Testing the effects of different downscaling approaches on species models

The baseline random forest models for each species were applied to the climate projections to produce four future CEM predictions (non-RCM CCSM3, non-RCM HadCM3, RCM CCSM3, and RCM HadCM3). To test for discrepancies between prediction maps attributable to different downscaling techniques, we calculated spatial correlations between the RCM and non-RCM prediction maps for each species, with separate analyses for each GCM. Because abundant evidence suggests that using different GCMs introduces variation into predictions from ecological models (Real et al. 2010), we compared discrepancies in CEM predictions attributable to the different downscaling techniques to discrepancies associated with different GCMs by calculating spatial correlations between CCSM3 and HadCM3 prediction maps for each species, with separate analyses for the two downscaling approaches.

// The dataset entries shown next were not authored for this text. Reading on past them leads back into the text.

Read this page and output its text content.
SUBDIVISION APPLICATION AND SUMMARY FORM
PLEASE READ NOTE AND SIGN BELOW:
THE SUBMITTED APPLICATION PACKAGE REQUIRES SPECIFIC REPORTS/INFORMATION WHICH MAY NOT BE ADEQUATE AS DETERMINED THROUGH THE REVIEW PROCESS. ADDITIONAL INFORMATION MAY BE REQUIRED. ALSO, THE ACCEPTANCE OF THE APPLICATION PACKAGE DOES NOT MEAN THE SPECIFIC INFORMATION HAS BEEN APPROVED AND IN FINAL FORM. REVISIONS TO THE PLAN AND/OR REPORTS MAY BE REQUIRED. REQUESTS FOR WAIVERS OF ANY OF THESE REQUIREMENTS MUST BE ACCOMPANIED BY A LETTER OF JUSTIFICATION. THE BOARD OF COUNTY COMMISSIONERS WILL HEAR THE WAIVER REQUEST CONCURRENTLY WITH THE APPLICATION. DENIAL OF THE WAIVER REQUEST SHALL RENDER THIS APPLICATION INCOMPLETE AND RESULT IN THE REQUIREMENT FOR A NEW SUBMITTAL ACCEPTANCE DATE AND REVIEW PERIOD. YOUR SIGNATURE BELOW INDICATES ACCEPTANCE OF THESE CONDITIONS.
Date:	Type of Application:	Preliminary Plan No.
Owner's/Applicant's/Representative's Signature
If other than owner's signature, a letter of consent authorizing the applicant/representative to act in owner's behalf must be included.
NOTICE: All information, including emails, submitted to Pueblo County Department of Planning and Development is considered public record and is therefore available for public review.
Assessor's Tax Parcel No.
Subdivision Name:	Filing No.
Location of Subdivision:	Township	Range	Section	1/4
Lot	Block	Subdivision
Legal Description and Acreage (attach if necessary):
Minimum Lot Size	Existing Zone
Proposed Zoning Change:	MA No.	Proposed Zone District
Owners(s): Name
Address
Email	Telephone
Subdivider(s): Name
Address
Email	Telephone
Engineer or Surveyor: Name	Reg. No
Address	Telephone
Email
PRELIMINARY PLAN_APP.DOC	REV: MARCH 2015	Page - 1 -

We also wanted to describe how CEM prediction maps using RCM versus non-RCM data varied when a threshold was applied to the probabilistic value, a common practice in species’ distribution modeling that produces a binary “suitable/unsuitable” climate map (Guisan and Thuiller 2005) We did this by calculating a “spatial coincidence” metric for each species’ future spatial prediction maps for the two GCMs. It is a measurement of the area (A) where non-RCM and RCM predictions coincide (Aoverlap), where the overlap area is divided by the total area predicted as suitable in either of the maps [Aoverlap/([Anon-RCM + ARCM Aoverlap)]. This provided us with a test of the spatial agreement of RCM and non-RCM prediction maps which was independent of the spatial correlation metric. For 10 species, we applied the threshold at max kappa. For the other six (all with very limited ranges in the study area), the max kappa threshold was higher than any pixel’s predicted value for at least one of the prediction maps; for these species, the fixed threshold of 0.1 was used.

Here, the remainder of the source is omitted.